The Blederija river springs from four karstic springs on the Miroč, at an altitude of 389 m, under the Topla Bara peak. The springs are 5 m away from each other. Some are icy cold, while the others are sub-thermal - one has a water temperature around 8 C, the other has a constant 17 C.

The river forms several cascades in the heavily forested area before forming the 8 m tall Blederija waterfall after the flow of 2 km. Water falls over the tufa bar in the curtain style, forming the plunge pool in the form of tufa tub. It holds small lake with turquoise water color. Downstream there is another, even shallower lake. From there, after several cascades, the stream reaches the valley.

There are several caves left of the waterfall and the scenic viewpoint on the location of former medieval town. The largest is the Sokolovica cave, from which the brook of the same name springs. It is 2.5 km away from the waterfall, downstream of the former town. The cave is neither arranged nor opened for the visitors. The spring in the cave is intermittent and in the form of a water well (vrelo).

The Blederija continues in the southeast direction and receives rivers of Sokolovica (downstream from the Grad locality) and Suvaja. Rivers carved a small, picturesque limestone gorge, with several pronounced narrows and waterfalls. Its total length is only 4.3 km. After receiving the Ravna reka, it continues into the Danube under the name of Račka Reka or simply the Reka. The average discharge varies greatly and during the catastrophic 2014 Southeast Europe floods, the river heavily flooded its lower valley causing damage. However, during normal water levels, the river can be crossed on foot in some sections, though there are several small bridges across it.

== Wildlife ==

Lush forests include common beech, common hornbeam and various oak species: durmast oak, Hungarian oak, Austrian oak. There are 78 species of medicinal plants in the reserve.

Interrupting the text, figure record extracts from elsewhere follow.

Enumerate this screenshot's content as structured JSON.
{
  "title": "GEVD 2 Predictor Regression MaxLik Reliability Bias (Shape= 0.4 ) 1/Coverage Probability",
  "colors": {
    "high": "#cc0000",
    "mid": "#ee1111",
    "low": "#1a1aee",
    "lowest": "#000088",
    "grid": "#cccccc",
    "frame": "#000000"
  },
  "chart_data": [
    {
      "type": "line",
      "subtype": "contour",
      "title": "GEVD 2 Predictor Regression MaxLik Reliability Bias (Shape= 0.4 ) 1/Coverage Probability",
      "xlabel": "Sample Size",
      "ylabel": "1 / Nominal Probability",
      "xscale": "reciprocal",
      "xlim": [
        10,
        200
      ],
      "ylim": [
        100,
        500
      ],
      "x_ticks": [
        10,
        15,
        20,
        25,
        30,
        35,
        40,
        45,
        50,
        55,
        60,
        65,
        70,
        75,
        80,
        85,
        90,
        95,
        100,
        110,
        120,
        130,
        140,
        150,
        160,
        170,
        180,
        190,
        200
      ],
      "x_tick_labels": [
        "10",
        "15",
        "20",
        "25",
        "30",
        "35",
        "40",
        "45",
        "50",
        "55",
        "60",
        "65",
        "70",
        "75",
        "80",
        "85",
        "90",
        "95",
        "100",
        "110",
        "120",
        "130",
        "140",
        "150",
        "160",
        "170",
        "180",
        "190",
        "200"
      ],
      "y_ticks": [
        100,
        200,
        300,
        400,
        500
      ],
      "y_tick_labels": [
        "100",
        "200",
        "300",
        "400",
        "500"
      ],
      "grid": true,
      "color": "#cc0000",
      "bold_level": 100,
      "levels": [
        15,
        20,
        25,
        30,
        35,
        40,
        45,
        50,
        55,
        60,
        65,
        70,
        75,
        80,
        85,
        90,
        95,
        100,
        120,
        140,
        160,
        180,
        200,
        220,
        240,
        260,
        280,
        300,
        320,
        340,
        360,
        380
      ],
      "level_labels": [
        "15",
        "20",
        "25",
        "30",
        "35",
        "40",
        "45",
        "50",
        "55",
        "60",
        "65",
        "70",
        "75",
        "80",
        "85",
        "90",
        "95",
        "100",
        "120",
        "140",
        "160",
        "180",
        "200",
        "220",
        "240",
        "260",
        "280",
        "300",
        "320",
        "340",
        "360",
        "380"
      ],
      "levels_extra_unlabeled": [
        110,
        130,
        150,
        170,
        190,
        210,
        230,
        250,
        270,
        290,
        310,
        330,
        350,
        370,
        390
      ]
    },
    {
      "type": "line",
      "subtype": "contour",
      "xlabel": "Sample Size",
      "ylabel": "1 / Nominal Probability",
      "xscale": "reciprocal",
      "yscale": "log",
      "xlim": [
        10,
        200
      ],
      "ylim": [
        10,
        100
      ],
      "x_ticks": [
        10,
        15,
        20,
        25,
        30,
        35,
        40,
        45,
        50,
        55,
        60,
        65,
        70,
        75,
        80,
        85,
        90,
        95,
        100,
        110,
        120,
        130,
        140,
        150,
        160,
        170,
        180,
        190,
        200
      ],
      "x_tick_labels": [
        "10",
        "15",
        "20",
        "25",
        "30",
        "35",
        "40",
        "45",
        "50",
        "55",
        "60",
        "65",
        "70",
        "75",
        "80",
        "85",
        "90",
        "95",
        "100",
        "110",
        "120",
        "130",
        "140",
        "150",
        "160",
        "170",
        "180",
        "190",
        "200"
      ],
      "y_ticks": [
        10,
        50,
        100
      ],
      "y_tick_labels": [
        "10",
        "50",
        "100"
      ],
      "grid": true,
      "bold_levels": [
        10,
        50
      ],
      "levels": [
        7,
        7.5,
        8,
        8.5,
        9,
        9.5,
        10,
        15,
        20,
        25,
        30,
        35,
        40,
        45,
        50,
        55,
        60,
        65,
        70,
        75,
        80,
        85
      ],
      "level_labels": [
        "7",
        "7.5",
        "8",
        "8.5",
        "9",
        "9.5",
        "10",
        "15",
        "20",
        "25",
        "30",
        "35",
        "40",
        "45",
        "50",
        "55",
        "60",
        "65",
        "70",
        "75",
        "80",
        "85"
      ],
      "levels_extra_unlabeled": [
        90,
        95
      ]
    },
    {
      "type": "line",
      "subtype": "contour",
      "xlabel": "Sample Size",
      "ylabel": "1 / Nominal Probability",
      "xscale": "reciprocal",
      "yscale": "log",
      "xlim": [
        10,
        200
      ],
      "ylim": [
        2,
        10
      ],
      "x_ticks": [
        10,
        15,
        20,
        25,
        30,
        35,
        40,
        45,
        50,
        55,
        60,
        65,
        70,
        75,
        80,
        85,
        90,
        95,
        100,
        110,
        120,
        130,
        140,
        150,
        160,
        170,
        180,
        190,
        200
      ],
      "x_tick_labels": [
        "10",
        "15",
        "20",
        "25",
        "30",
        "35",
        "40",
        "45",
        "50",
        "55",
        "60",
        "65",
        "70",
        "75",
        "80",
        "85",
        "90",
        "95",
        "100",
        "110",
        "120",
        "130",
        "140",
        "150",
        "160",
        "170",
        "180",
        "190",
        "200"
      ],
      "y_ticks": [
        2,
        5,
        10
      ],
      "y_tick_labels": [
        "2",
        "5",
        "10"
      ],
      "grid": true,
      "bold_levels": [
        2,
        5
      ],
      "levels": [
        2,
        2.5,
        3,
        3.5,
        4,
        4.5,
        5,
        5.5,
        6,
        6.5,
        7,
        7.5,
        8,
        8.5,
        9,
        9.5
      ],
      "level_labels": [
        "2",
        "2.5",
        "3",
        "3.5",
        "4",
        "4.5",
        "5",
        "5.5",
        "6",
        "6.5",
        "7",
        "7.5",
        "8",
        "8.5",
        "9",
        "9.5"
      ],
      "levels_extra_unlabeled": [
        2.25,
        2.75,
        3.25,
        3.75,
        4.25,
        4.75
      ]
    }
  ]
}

The valley of the river is known for quality honey production. Surrounding area is rich in animal life, especially deer and wild boar, and there are two protected hunting grounds in the vicinity, Vratna and Ploče.

== Human history ==

The area is today heavily forested and scarcely populated, but in the Roman period, the legionaries built a road through this valley, as a shortcut between the locations where the modern Danubian towns of Donji Milanovac and Brza Palanka are. It was used by the Roman army until the emperor Trajan cut the road through the Iron Gates gorge itself.

The town was located on the river during the Middle Ages. The locality is today known simply as "Grad" ("town").

According to the folk mythology, the water fairies bath under the waterfall.

== Protection ==

The Blederija river's watershed was declared a natural monument in December 2019. Richness and variety of the complex's geodiversity are named among the reasons for state protection. The protected area includes four springs which form the river, a natural reservoir in the lower section of the river valley, the Sokolovica spring cave, a small limestone gorge and the water cascades. The area is placed in the II category of protection.

Total protected area covers 398.86 ha. Of that, 237 ha is privately owned.

Just north of the protected area is the much larger Đerdap national park, which includes the long Iron Gates gorge carved by the Danube, and northern section of the Miroč mountain. Established in 1974, the park was declared the first UNESCO global geopark in Serbia in July 2020.

Protection of Blederija was marked in June 2021, when Pošta Srbije, Serbian national postal service, issued commemorative stamps and envelopes with artistic representation of the park.

== Tourism ==

Until 2019, Belderija was almost unknown to the non-local population and was nicknamed :the best kept secret of Đerdap". Number of visitors grew since it came into the spotlight thanks to the establishment of the natural reserve. Plans are made to build the proper road into the reserve, direct access path to the waterfall, tourist signs, guardhouse, etc. However, environmentalists pointed out that, even still rare visitors, litter the area, leaving plastic bottles and bags, and that access maybe should be limited.